The journey was hard and almost blighted by the government's prosecution of him for his refusal to serve in the army. Ali's courage in withstanding the attack, his willingness to face prison, having his title taken away, and losing the best years of his career, is moving in the film without being mawkish or sentimentalized. By the time his vindication comes, it is more a relief than a triumph. Ali is a strong and centered man, who grows in many ways during the years of the film. At the same time he is a horny, randy young stud, looking for new conquests. Smith captures all these qualities without seeming to try; he has Ali's great cadences in his voice, he delivers the rhymes and taunts with ease, and in the ring he appears to know very well just how to handle himself. Best of all, he shows us Ali's magical charisma, the reason the world fell in love with him.
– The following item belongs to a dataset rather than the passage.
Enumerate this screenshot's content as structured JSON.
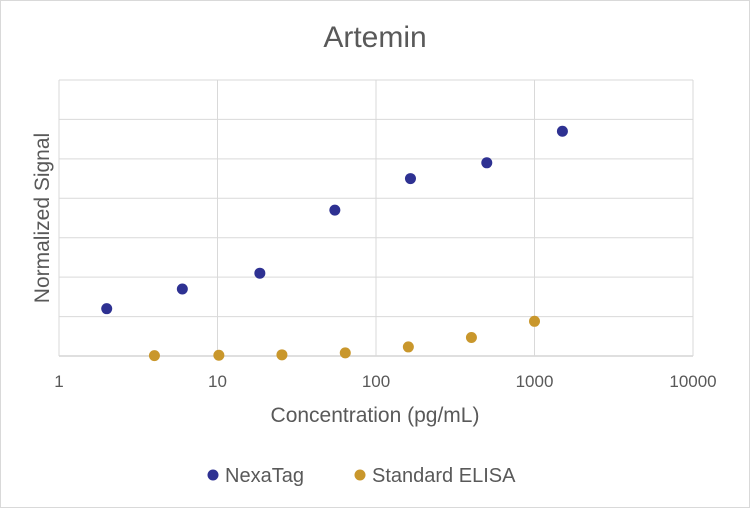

The film does not dwell on Ali's conversion to Islam and his relationship with Herbert Muhammad, though it regards the assassination of Malcolm X as crucial to his decision not to serve in the army. Ali's courtship of his wives, and the difficult relationships they all had with him, are here too. They are well acted roles (by Jada Pinkett Smith, Nona M. Gaye, and Michael Michele), and each one gives a bit more illumination to his character. The star-crossed Bundini (Jamie Foxx) is here as well, along with Angelo Dundee (Ron Silver) and others. There is a powerful moment in the film, after Ali's title has been taken away and he is hoping for a title match with Joe Frasier (James Toney). Ali is broke, walking down the street. Frasier pulls up in his Cadillac and invites Ali in. They sit for a while in the car, and Joe says, courteously and compassionately, "How are you fixed for money? Lemme give you some." The bond of love and respect between fighters is as strong as the blows they give each other in the ring. It's just one great moment among many in this remarkable film.